- Eggs, boiled peeled and slashed 5
- Basmati rice, parboiled 1 1/2 cups
- Ghee 3 tablespoons
- Green cardamoms 5-6
- Cinnamon 1 inch stick
- Black peppercorns 15-20
- Cloves 4-5
- Bay leaves 2
- Onions, finely sliced 2 medium
- Tomatoes, finely chopped 2 medium
- Ginger - garlic paste 1 tablespoon
- Red chilli powder 1 teaspoon
- Turmeric powder 1/4 teaspoon
- Ginger, cut into thin strips 2 inch piece
- Green chillies, slit 3
- Salt to taste
- Yogurt 1/2 cup
- Deep fried onions 1 cup
- Fresh mint leaves, chopped 50-60 for garnishing
- Fresh coriander leaves, finely chopped 2 tablespoons
- Juice of 1 lemon
- Green cardamom powder a pinch
- Garam masala powder 1 teaspoon
- Eggs 2
- Red chilli powder 1/4 teaspoon
- Oil 1 teaspoon
- Turmeric powder 1/4 teaspoon
- Salt a pinch
Method:
- Heat 2 tbsps ghee in a non stick handi.
- Add green cardamoms, cinnamon, black peppercorns, cloves and bay leaves and saute till fragrant.
- Add onions and saute till golden. Add tomatoes, ginger-garlic paste and saute till the tomatoes are puply.
- Add red chilli powder, turmeric powder,ginger green chillies and salt and saute.
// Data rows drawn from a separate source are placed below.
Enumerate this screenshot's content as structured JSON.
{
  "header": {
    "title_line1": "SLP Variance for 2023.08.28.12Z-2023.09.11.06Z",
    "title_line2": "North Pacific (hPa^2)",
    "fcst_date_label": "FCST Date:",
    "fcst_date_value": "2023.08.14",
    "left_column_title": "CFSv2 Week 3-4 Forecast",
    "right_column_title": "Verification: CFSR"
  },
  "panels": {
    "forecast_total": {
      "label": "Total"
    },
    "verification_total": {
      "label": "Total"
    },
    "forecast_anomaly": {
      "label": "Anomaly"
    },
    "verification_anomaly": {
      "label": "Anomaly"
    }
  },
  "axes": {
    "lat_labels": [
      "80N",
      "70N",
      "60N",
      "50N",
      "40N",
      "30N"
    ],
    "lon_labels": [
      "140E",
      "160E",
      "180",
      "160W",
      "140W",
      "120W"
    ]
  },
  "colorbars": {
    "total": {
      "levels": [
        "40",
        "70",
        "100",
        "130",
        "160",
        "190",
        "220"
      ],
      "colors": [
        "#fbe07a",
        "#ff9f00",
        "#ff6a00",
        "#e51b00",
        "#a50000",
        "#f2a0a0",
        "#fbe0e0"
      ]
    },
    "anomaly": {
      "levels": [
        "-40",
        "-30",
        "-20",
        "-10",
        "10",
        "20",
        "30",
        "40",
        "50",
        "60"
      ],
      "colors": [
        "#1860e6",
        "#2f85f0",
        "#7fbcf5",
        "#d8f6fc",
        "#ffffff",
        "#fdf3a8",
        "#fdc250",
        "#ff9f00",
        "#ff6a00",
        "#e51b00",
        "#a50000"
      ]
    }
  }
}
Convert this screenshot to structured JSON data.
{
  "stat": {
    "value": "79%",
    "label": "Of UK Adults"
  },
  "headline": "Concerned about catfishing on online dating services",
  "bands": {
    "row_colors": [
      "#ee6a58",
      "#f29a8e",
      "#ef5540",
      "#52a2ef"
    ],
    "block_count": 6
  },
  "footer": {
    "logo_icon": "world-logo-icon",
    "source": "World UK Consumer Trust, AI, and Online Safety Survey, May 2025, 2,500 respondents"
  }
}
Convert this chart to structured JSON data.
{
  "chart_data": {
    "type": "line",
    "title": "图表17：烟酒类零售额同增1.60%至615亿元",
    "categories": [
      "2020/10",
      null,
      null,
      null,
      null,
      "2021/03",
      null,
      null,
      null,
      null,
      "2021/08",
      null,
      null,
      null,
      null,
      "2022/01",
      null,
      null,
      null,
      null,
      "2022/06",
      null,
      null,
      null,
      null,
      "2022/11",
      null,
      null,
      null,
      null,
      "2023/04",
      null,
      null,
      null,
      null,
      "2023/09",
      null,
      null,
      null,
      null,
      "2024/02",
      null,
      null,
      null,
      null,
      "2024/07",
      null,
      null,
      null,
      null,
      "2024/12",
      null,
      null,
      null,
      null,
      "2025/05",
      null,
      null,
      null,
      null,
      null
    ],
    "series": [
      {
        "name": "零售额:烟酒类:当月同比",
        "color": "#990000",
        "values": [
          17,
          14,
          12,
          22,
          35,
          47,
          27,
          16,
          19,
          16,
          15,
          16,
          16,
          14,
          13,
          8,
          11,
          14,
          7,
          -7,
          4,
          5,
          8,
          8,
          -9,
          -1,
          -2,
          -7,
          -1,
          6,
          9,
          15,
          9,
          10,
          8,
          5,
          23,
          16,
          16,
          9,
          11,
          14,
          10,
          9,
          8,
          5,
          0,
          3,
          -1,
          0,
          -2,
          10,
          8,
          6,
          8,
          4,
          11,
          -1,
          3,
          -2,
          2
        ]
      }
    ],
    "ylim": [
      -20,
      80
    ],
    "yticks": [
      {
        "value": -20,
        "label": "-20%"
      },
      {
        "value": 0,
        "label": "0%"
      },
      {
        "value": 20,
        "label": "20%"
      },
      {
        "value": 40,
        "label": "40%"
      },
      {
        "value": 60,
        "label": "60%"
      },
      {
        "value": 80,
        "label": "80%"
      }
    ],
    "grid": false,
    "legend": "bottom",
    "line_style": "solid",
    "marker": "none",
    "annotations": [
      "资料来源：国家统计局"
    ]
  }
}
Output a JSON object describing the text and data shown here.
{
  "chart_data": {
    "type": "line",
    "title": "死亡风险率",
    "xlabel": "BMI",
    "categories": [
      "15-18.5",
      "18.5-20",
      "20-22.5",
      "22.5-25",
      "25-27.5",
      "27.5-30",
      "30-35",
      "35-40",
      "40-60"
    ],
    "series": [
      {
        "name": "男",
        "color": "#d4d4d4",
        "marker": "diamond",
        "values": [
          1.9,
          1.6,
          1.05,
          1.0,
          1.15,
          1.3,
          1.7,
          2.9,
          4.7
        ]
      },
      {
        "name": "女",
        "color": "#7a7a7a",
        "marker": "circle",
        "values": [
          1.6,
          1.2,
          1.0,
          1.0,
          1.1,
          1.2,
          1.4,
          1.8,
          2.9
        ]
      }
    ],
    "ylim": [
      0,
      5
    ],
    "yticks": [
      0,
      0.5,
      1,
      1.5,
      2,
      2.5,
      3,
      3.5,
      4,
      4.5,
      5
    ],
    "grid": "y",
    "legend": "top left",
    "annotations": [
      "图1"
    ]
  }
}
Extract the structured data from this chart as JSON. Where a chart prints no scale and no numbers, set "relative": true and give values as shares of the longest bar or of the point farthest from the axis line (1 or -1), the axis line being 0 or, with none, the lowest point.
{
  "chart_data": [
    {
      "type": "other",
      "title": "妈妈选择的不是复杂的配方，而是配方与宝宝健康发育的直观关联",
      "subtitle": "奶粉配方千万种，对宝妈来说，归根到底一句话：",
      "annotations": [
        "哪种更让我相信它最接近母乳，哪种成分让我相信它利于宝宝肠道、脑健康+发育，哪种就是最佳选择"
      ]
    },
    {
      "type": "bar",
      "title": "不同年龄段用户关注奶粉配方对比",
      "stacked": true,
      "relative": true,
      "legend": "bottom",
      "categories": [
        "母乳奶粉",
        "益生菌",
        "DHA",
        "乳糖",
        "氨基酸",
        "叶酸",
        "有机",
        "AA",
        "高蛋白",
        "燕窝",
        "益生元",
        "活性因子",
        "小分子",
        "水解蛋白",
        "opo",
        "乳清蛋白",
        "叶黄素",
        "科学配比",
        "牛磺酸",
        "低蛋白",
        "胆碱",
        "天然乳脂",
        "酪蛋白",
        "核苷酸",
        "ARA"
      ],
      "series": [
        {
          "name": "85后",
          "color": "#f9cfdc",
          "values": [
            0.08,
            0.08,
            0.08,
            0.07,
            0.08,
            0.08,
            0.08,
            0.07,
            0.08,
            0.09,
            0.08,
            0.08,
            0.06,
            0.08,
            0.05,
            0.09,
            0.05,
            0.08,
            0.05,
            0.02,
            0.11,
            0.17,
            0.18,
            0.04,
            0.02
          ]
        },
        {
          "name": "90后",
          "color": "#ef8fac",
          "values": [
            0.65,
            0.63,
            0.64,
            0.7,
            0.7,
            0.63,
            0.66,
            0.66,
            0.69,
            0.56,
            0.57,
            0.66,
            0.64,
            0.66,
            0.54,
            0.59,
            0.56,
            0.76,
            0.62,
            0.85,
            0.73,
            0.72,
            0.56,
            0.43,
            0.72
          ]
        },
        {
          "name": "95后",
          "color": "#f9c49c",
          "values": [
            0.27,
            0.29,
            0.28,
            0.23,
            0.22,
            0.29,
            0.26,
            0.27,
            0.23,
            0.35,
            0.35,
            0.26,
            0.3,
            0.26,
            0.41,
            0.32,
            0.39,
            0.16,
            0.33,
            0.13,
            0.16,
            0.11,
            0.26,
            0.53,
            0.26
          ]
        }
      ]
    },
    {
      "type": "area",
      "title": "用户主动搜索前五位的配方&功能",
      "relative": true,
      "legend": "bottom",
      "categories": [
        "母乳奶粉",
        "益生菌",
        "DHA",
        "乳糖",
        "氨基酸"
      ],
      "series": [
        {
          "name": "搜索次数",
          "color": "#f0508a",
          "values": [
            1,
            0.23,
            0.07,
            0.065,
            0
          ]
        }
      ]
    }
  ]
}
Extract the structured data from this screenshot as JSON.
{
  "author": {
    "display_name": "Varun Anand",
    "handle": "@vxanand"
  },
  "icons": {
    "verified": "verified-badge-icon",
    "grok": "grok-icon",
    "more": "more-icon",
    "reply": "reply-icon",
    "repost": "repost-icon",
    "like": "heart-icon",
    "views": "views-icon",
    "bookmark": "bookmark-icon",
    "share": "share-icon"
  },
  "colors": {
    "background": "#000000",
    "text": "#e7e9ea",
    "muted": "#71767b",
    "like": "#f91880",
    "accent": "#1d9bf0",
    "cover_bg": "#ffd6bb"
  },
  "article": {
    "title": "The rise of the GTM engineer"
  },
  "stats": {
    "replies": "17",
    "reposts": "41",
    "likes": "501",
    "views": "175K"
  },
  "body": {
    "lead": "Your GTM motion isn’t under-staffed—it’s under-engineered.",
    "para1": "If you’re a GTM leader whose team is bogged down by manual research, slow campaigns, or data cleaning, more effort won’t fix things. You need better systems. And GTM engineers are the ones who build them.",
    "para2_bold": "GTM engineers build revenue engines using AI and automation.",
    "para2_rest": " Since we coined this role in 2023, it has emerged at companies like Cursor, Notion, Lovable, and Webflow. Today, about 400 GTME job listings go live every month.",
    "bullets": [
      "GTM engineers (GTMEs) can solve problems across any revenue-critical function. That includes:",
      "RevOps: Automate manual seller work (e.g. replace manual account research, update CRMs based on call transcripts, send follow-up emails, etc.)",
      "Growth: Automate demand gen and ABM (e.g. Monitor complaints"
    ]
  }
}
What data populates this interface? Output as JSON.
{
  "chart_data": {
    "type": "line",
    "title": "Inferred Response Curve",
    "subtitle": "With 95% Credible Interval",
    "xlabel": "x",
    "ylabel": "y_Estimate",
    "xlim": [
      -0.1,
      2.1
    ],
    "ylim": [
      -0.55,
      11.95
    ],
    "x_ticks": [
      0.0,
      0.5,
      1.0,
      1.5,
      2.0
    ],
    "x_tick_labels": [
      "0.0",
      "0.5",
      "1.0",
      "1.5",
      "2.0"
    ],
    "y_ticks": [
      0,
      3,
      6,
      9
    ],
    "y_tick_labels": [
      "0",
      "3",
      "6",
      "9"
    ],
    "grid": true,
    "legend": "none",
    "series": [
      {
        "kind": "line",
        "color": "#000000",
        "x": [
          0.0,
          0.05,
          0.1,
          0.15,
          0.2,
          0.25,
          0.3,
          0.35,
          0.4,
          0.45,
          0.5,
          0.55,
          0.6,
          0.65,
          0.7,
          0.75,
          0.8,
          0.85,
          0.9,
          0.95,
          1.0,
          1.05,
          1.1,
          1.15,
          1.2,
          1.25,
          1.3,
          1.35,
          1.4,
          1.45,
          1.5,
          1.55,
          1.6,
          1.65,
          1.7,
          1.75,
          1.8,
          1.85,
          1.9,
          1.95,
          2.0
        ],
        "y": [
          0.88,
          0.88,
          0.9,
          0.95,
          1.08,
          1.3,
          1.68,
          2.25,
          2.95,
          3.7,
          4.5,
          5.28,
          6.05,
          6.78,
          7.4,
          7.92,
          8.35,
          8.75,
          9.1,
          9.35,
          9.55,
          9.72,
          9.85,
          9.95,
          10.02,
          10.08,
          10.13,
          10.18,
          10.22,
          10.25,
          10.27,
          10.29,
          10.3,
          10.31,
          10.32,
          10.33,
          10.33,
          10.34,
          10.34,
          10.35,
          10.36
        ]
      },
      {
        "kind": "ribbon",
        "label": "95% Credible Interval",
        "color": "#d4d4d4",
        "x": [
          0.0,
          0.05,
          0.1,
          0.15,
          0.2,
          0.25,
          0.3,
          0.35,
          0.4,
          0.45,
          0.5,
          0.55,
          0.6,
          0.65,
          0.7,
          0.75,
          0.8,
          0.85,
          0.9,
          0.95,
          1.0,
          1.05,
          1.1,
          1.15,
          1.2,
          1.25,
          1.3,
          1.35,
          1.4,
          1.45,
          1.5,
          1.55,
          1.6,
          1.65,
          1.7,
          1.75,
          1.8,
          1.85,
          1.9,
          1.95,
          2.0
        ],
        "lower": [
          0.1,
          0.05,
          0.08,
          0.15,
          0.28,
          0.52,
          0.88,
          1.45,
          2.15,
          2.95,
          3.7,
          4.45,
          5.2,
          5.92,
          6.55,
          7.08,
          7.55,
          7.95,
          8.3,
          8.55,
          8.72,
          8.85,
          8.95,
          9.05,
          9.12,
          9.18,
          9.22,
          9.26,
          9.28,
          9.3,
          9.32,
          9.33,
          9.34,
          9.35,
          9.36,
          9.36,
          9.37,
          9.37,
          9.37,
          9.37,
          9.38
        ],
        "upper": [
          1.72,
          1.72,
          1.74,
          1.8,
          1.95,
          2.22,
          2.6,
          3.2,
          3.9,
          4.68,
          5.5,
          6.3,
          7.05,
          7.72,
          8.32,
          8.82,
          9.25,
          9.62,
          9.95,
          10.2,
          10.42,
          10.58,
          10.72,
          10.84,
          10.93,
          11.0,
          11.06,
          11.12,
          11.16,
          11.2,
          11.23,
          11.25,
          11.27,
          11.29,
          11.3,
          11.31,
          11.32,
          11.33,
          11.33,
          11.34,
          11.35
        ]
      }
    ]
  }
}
- Add yogurt,half the fried onion,25-30 mint leaves,1tbsp coriander leaves, lemon juice and eggs.
- Add 1/2 cup water and mix well.
- For the omelette, heat oil in a non stick pan.
- Break eggs in a bowl, add red chilli powder, turmeric powder, salt and whisk well.
- Pour into the pan, rotate it to spread the mixture evenly and cook till done.
- Spread a layer of rice over the eggs curry in the handi, place the omelette over it, sprinkle remaining coriander leaves and mint leaves over it.
- Spread the remaining deep fried onion and rice over it.
- Sprinkle green cardamom powder and drizzle the remaining ghee all around.
- Cover and cook on high heat for 5 mintues.
- Lower the heat and cook for 4-5 mintues.
- Transfer into a serving bowl,garnish with mint leaves and serve hot.